The link between family structure and poverty

Nicole M. King
7 Apr 2014
Reproduced with Permission
Family Edge

The News Story - Project to improve poor children's intellect led to better health, data shows

The New York Times recently highlighted a study that seems to show promising results for a specialized-care program for children born into poverty.

In 1972, researchers in North Carolina began tracking two groups of babies from poor families. In one group, "the children were given full-time day care up to age 5 that included most of their daily meals, talking, games and other stimulating activities." The other group received baby formula, but no other form of interaction. The full study was published in Science on Thursday of last week. "By age 30," reports the Times, "those in the group given special care were four times as likely to have graduated from college." In addition, however, both men and women in the treatment group had better health outcomes, including lower rates of hypertension and risk factors for heart disease, better nutritional habits, and lower rates of diabetes and stroke. Surprised by the physical health benefits and thrilled about potential outcomes for children born into poverty, the researchers are currently looking into how the cost of the program ($16,000 per child, per year, in 2010 dollars) compares with the cost of medical care were the children not enrolled.

While better outcomes for children born into poverty is undoubtedly a worthy goal, the glaring omission in this story is what places those children in poverty to begin with. Other research has demonstrated that we might better use that $16,000 per child, per year.

The New Research - The key determinant of child poverty

According to the prevailing dogma of the welfare system, better job-training programs, education, and daycare subsidies will lift unwed mothers and their children out of poverty. That strategy - which has been pursued for at least a generation - has little to show for itself while its framers have ignored the growing body of evidence that suggests the country will make little headway in reducing poverty without addressing one of its major causes: the growth of the percentage of children being raised outside of an intact family.

The latest study, mining county-level data from the U.S. Census Bureau, the Northeast Regional Center for Rural Development, and the American Religious Data Archive, reinforces that verdict. Conducted by Sri Ranjith of the University of Peradeniya in Sri Lanka and Anil Rupasingha of the Federal Reserve Bank of Atlanta, the study identifies numerous economic and demographic determinants of poverty while zeroing in on the relationship between social capital, religious adherence, and child poverty.

As might be expected, all seven economic variables weighed by the economists, including a county's general unemployment and male unemployment rates, were found to be significantly associated with its child-poverty rate. The researchers also discovered new categories of links to child poverty: social cohesion and religious adherence. Using a county-level composite index developed by the Northeast Regional Center and composed of civic, sports, political, and business organizations, as well as nonprofits and voter-engagement data, the economists established that as their measure of social capital increased by 1 percent in a country, the child-poverty rate declined by 0.41-percentage point. In addition, their aggregate measure of religious adherents (representing Catholics and Protestants) demonstrated a similar positive impact on lowering the poverty rate.

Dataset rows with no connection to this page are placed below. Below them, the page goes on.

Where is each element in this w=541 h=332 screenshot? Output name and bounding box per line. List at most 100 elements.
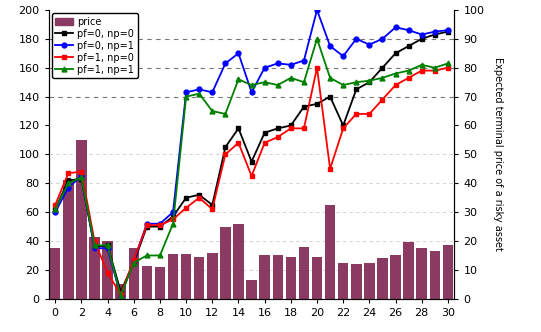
pf=1, np=0 xyxy=(314,66,320,70)
pf=0, np=1 xyxy=(327,44,333,48)
Bar xyxy=(233,224,243,299)
Bar xyxy=(404,242,414,299)
pf=1, np=1 xyxy=(340,83,346,87)
Bar xyxy=(390,256,401,299)
pf=0, np=1 xyxy=(52,210,58,214)
Bar xyxy=(246,280,257,299)
pf=1, np=0 xyxy=(78,170,84,174)
Bar xyxy=(351,264,361,299)
pf=1, np=0 xyxy=(170,217,176,221)
pf=1, np=0 xyxy=(288,126,294,130)
pf=1, np=0 xyxy=(196,196,202,200)
pf=0, np=0 xyxy=(261,131,268,135)
pf=0, np=0 xyxy=(78,177,84,181)
pf=1, np=1 xyxy=(78,176,84,180)
pf=0, np=1 xyxy=(130,259,137,263)
Bar xyxy=(155,267,165,299)
pf=0, np=0 xyxy=(222,145,229,149)
pf=1, np=1 xyxy=(379,76,386,80)
pf=0, np=1 xyxy=(261,66,268,70)
pf=1, np=0 xyxy=(52,203,58,207)
pf=1, np=1 xyxy=(432,66,438,70)
pf=1, np=1 xyxy=(170,222,176,226)
pf=0, np=0 xyxy=(445,30,451,34)
pf=1, np=0 xyxy=(379,98,386,102)
pf=1, np=1 xyxy=(288,76,294,80)
pf=0, np=0 xyxy=(91,245,98,249)
pf=1, np=1 xyxy=(366,79,373,83)
pf=0, np=0 xyxy=(327,95,333,99)
Bar xyxy=(142,266,152,299)
Bar xyxy=(338,263,348,299)
pf=0, np=0 xyxy=(288,124,294,127)
pf=1, np=1 xyxy=(65,181,71,185)
pf=1, np=0 xyxy=(235,141,242,145)
pf=0, np=1 xyxy=(104,246,111,250)
pf=0, np=0 xyxy=(143,224,150,228)
pf=1, np=1 xyxy=(104,243,111,247)
pf=1, np=1 xyxy=(392,71,399,75)
pf=1, np=0 xyxy=(405,76,412,80)
pf=0, np=1 xyxy=(91,246,98,250)
Bar xyxy=(89,237,100,299)
pf=1, np=0 xyxy=(353,112,360,116)
pf=0, np=0 xyxy=(301,105,307,109)
Bar xyxy=(286,257,296,299)
pf=0, np=1 xyxy=(183,90,189,94)
pf=1, np=1 xyxy=(445,61,451,65)
pf=0, np=0 xyxy=(379,66,386,70)
pf=1, np=0 xyxy=(445,66,451,70)
pf=0, np=1 xyxy=(209,90,215,94)
pf=1, np=1 xyxy=(157,254,163,258)
pf=0, np=1 xyxy=(366,42,373,46)
Bar xyxy=(260,256,270,299)
pf=0, np=0 xyxy=(432,33,438,37)
pf=0, np=1 xyxy=(392,25,399,29)
Bar xyxy=(181,254,192,299)
Legend: price, pf=0, np=0, pf=0, np=1, pf=1, np=0, pf=1, np=1: price, pf=0, np=0, pf=0, np=1, pf=1, np=… xyxy=(51,13,137,78)
pf=1, np=1 xyxy=(222,112,229,116)
pf=1, np=1 xyxy=(405,69,412,73)
pf=1, np=0 xyxy=(130,258,137,262)
pf=0, np=0 xyxy=(170,214,176,218)
pf=1, np=0 xyxy=(157,223,163,227)
Bar xyxy=(50,248,61,299)
pf=0, np=1 xyxy=(248,90,255,94)
pf=1, np=1 xyxy=(143,254,150,258)
pf=1, np=1 xyxy=(196,92,202,96)
pf=0, np=0 xyxy=(248,160,255,164)
Bar xyxy=(194,257,204,299)
pf=0, np=1 xyxy=(379,37,386,41)
pf=1, np=1 xyxy=(314,37,320,41)
pf=1, np=0 xyxy=(209,207,215,211)
Line: pf=0, np=1: pf=0, np=1 xyxy=(53,8,450,298)
Bar xyxy=(364,263,374,299)
pf=0, np=0 xyxy=(209,203,215,207)
pf=0, np=1 xyxy=(445,28,451,32)
Bar xyxy=(377,258,388,299)
pf=0, np=0 xyxy=(157,224,163,228)
pf=0, np=0 xyxy=(314,102,320,106)
pf=1, np=1 xyxy=(209,109,215,113)
Bar xyxy=(102,241,113,299)
pf=1, np=1 xyxy=(117,294,124,298)
pf=0, np=1 xyxy=(432,30,438,34)
pf=0, np=1 xyxy=(157,222,163,226)
pf=0, np=0 xyxy=(130,261,137,265)
pf=0, np=1 xyxy=(143,222,150,226)
pf=1, np=0 xyxy=(117,292,124,296)
pf=1, np=1 xyxy=(130,261,137,265)
pf=1, np=0 xyxy=(65,171,71,175)
pf=0, np=0 xyxy=(183,196,189,200)
pf=0, np=1 xyxy=(288,63,294,67)
pf=0, np=1 xyxy=(170,210,176,214)
pf=1, np=0 xyxy=(274,135,281,139)
pf=1, np=0 xyxy=(261,141,268,145)
Bar xyxy=(168,254,179,299)
Bar xyxy=(430,251,440,299)
pf=1, np=1 xyxy=(353,80,360,84)
pf=1, np=1 xyxy=(91,243,98,247)
pf=1, np=0 xyxy=(366,112,373,116)
Bar xyxy=(129,248,139,299)
pf=1, np=0 xyxy=(143,223,150,227)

Nonetheless, when the economists ranked the comparative impact of all their variables from the highest to the lowest (using the coefficients of their most sophisticated statistical model), they found that by far the "biggest factor" associated with child poverty in a county is the proportion of households headed by unwed mothers with children under 18 years of age. They established that every 1 percentage-point increase in these households correlates with a 1.2 percentage-point increase in the county's child-poverty rate. This correlation remained statistically significant (p < 0.01) in all three statistical models.

Ironically, the magnitude of this association does not lead Ranjith and Rupasingha to consider strategies that might reverse increased patterns of unwed childrearing. No, the researchers seem enamored with the potential of "community social and cultural aspects for enhancing the welfare of children." That's not all bad; yet the very social capital and higher levels of religious attachment the economists covet find their origin in the family anchored on life-long marriage.